The lemming controversy
In White Wilderness, the audience sees the “death march” of hoards of lemmings throwing themselves off a cliff into the sea. The narration accompanying this scene is as follows:
“It is said of this tiny animal that it commits mass suicide by rushing into the sea in droves. The story is one of the persistent tales of the Arctic, and as often happens in Man’s nature lore, it is a story both true and false, as we shall see in a moment.”
Ironically, this narration begins by saying, “The story is one of the persistent tales of the Arctic,” when it was this documentary that prevented this myth as fact. The narrator tells the audience that these tiny animals are not truly committing suicide with the aim of dying. Rather, they are jumping into the Arctic Sea because they believe it’s just a lake and there’s a reachable shore across the water.
For obvious reasons, this scene stuck with viewers. One critic writing for The New York Times called it both eerie and hypnotic, noting that the “jittery little mammals sail off a cliff like tiny parachutes.”
The scene was completely fabricated
Knowing this scene was completely fabricated makes it even more difficult to watch. It was not filmed anywhere near the Arctic or the Arctic Sea. Instead, it was shot in Alberta, Canada, where lemmings do not live.
Filmmaker and cameraman Bill Carrick, who worked on White Wilderness, later alleged that individuals working on the film paid Inuit children in Manitoba 25 cents to grab lemmings and transport them south to Alberta for filming.

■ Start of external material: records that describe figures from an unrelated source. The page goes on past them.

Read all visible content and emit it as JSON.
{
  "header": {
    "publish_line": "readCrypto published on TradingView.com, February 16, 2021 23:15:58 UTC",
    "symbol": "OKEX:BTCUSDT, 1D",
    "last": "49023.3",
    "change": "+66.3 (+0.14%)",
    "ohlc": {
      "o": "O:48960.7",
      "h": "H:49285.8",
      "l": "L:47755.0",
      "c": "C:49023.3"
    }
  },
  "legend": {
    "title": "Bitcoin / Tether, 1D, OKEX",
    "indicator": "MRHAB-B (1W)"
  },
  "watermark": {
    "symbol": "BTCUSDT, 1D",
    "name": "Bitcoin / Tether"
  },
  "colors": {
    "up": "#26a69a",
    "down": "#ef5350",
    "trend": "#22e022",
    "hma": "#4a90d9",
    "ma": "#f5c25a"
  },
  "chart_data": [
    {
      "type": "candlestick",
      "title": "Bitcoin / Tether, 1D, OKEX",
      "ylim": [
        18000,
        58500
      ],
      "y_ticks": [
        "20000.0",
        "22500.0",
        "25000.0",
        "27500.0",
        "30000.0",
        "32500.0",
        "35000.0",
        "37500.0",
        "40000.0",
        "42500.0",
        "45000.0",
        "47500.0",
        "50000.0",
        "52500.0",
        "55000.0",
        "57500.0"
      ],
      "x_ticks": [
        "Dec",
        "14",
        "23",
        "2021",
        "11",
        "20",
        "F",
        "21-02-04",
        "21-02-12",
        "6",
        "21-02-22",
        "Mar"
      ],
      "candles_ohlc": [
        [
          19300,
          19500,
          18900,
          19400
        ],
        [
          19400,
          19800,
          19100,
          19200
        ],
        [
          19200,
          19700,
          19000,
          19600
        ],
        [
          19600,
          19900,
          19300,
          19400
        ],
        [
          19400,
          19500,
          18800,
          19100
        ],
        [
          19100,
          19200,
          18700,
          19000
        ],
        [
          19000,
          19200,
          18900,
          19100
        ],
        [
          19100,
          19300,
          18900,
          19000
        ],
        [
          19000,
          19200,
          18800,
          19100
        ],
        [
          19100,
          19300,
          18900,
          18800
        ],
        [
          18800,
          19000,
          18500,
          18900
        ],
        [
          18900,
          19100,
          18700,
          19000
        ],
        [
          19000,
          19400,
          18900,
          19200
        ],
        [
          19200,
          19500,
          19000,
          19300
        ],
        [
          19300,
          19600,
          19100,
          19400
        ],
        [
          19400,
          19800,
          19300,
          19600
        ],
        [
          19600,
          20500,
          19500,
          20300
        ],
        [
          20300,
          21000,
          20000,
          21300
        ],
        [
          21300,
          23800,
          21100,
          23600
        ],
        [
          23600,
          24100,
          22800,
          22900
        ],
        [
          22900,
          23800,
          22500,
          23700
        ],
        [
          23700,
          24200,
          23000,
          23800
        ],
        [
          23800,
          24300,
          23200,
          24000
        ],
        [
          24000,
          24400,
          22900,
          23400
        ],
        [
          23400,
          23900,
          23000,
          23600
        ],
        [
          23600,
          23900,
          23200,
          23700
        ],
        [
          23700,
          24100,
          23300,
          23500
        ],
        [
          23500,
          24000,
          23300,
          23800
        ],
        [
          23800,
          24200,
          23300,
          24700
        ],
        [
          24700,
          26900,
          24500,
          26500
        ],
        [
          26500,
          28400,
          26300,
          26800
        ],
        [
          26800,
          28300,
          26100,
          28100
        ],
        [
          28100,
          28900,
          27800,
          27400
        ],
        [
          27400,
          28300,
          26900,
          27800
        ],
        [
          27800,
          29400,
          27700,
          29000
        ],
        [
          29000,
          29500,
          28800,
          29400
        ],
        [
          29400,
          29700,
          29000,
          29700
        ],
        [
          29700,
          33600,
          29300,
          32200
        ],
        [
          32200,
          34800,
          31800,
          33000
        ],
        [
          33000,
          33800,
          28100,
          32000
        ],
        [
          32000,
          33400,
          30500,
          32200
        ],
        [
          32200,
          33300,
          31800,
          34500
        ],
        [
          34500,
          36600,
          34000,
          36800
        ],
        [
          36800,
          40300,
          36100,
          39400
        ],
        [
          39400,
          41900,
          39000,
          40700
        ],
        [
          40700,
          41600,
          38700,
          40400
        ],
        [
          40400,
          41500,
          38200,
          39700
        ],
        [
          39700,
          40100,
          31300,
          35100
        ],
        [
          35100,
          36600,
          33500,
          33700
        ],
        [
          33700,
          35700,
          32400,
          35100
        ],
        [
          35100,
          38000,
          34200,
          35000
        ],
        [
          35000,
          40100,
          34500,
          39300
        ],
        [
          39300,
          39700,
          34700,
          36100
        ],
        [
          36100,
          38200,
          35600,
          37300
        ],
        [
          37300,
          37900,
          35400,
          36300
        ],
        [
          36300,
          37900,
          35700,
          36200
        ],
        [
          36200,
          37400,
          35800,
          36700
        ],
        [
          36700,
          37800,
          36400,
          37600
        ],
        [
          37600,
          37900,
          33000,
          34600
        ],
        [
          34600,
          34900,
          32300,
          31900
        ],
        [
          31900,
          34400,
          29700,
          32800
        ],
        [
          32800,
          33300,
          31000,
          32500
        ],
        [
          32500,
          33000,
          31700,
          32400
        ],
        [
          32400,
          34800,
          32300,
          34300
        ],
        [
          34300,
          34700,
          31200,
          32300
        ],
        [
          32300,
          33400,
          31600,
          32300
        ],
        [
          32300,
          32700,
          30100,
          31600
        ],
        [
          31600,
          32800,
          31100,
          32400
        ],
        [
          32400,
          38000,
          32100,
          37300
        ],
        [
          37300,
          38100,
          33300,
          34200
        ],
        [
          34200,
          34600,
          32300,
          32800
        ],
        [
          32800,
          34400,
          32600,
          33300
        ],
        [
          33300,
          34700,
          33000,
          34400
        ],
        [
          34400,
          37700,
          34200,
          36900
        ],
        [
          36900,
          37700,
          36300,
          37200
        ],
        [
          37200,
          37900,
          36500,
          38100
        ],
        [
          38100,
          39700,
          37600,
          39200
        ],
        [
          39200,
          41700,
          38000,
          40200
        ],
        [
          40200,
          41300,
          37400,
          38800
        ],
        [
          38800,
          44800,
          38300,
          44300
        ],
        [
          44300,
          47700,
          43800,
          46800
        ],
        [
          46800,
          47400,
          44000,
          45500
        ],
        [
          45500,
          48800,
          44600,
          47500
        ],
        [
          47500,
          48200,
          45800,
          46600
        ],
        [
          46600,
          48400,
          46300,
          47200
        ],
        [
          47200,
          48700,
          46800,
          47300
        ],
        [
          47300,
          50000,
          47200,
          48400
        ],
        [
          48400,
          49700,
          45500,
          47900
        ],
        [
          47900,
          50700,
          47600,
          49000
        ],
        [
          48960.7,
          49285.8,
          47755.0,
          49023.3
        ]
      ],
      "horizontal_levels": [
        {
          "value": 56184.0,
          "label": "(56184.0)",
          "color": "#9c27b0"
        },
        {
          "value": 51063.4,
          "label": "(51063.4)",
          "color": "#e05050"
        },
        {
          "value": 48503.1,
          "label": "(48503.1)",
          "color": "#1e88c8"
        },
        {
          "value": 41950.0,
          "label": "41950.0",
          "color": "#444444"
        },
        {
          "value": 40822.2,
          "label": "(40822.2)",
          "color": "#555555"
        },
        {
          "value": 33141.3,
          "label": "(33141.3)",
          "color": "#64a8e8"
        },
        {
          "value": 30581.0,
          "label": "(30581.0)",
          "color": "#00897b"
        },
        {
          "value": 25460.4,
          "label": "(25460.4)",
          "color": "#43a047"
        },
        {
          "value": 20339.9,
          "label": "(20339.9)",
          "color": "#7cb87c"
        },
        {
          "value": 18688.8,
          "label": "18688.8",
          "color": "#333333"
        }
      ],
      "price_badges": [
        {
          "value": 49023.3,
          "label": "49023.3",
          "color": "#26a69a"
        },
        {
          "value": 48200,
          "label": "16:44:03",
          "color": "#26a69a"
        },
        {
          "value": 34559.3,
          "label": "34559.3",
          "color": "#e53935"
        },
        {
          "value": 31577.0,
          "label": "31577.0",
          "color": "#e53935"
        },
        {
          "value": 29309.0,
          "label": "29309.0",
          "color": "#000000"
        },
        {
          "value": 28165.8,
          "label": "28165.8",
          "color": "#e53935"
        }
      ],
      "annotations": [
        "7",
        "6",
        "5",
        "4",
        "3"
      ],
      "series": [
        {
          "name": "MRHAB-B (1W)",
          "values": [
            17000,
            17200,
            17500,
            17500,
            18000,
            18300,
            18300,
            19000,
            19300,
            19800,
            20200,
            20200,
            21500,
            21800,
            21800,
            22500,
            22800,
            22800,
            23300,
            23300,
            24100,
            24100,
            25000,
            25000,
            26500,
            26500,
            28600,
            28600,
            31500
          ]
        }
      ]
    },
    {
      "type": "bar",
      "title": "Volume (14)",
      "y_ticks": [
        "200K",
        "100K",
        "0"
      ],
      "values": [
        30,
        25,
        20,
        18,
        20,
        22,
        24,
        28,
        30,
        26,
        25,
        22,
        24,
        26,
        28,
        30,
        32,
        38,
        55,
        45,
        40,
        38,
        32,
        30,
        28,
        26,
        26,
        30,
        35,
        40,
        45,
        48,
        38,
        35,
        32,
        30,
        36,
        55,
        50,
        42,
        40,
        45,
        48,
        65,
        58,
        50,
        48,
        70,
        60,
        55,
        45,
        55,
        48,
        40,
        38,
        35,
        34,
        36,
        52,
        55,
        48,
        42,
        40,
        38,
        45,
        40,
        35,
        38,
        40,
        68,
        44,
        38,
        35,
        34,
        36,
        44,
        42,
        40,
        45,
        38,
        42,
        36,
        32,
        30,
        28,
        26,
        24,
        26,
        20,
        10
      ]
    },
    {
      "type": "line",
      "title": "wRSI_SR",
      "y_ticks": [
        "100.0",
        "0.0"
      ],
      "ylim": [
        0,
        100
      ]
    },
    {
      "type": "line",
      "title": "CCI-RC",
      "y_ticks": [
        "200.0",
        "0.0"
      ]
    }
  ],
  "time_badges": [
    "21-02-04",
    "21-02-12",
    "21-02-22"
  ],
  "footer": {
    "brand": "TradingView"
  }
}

Once the filmmakers had acquired enough animals, crew members constructed spinning turntables covered in snow to jockey the lemmings, which sent them tumbling. They were then thrown off a cliff, but the film footage was edited to make it appear like a “natural” mass suicide.
Where did this idea come from?
Not only was this scene completely fabricated, but lemmings don’t ever hurl themselves off cliffs into the sea thinking it’s just a small body of water. So where did Disney get this idea from? According to Thomas McDonough, an Alaskan wildlife biologist, Disney might have “confused dispersal with migration.”
Lemming populations commonly fluctuate due to predators, food, climate and other environmental factors. When they have exhausted their local food supply, they tend to disperse – as do other animals. Lemmings can swim across smaller bodies of water, and sometimes will drown during their search for more food.
Essentially, Disney got the idea of mass suicide from dispersal tactics. The narration in White Wilderness implies that lemmings will commit mass suicide to dissipate their population. In reality, it’s natural for the animals to mass dissipate when they need food.
Even though lemmings do not commit mass suicide, this myth has persisted primarily because of White Wilderness. In fact, as late as 2014, it was being depicted in pop culture in the Penguins of Madagascar, when the penguins made a “lemming-like march to a hole in the ice.”
Lemmings were also featured in Disney’s Zootopia (2016). They were shown as being prone to herd instinct, including mass suicide.